2.3.2. Подмодель PPI-Net

В матрице с оценкой PPI векторы признаков, которые характеризуют взаимодействие между белками и другими белками, имеют большие размеры, которые составляют 18 901 для человека и 6054 для дрожжей, соответственно, поэтому мы построили модуль трехслойной трапециевидной нейронной сети для плотного определения PPI. Особенности. В этом модуле количество узлов во входном слое такое же, как размер входного вектора признаков, который составляет 18 901 для человека и 6 054 для дрожжей.Для количества узлов в скрытом слое установлено промежуточное значение в соответствии с количеством узлов на входном и выходном уровнях, которые составляют 4096 для человека и 2048 для дрожжей. А размер выходного слоя зависит от различных видов и суб-онтологии GO и совпадает с размером выходного слоя субмодели Sequence.

2.3.3. Подмодель домена

На вход подмодели домена поступает отсортированная информация о содержании белкового домена.

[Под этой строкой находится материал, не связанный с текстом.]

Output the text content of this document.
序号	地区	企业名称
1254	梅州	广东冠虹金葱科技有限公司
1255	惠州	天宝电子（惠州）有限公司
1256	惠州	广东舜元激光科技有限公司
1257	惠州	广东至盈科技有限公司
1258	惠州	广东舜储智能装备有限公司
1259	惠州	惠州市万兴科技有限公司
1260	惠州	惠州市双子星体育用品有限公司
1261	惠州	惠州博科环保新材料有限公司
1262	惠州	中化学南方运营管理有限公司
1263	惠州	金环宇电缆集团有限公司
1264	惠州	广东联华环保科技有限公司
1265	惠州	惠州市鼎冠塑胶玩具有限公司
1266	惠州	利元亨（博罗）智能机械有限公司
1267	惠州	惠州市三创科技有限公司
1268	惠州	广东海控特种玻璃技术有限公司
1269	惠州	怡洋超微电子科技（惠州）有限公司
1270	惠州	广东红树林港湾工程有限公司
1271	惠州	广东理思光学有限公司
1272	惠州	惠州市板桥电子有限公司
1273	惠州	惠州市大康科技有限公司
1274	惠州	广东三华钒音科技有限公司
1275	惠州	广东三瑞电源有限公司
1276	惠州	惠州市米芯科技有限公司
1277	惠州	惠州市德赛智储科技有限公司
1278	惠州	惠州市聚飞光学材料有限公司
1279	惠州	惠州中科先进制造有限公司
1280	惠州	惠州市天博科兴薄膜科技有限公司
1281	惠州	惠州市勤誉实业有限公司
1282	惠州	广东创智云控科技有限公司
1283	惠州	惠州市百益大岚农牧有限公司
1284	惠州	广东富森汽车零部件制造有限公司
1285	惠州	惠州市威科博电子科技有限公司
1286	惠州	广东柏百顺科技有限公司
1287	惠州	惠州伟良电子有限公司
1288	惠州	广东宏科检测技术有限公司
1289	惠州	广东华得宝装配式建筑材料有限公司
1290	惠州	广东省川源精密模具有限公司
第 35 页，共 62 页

Согласно входным данным, первая структура модуля представляет собой интегрированный разреженный слой, количество внедрений составляет 14 243 для человека и 6 708 для дрожжей, а размер встраивания установлен на 128.Для конкретного белка выходом разреженного слоя входного предложения домена является двумерная матрица. Поэтому, аналогично подмодели последовательности, мы построили модуль сверточных нейронных сетей, содержащий два одномерных сверточных слоя и два слоя с максимальным объединением. Входящие каналы первого сверточного слоя установлены на 357 для человека и 41 для дрожжей, входящие каналы второго сверточного слоя согласуются с исходящими каналами предыдущего слоя, а выходные каналы двух сверточные слои установлены на 128 и 64.Кроме того, каждый сверточный слой использовал ядро ​​свертки размера 2 для выполнения операции свертки с размером шага 2. Чтобы полностью извлечь входные функции, мы дополняли вход 0 перед каждой сверткой. Настройка двух максимальных уровней объединения такая же, как настройка максимального уровня объединения в подмодели Sequence. Выходная карта объектов последним объединяющим слоем разбивается на одно измерение, а затем вводится в полностью связанные слои, чтобы уменьшить размер и выходной слой полностью подключенного слоя.Размер выходного слоя зависит от различных видов и субонтологии GO и совпадает с размером выходного слоя субмодели Sequence.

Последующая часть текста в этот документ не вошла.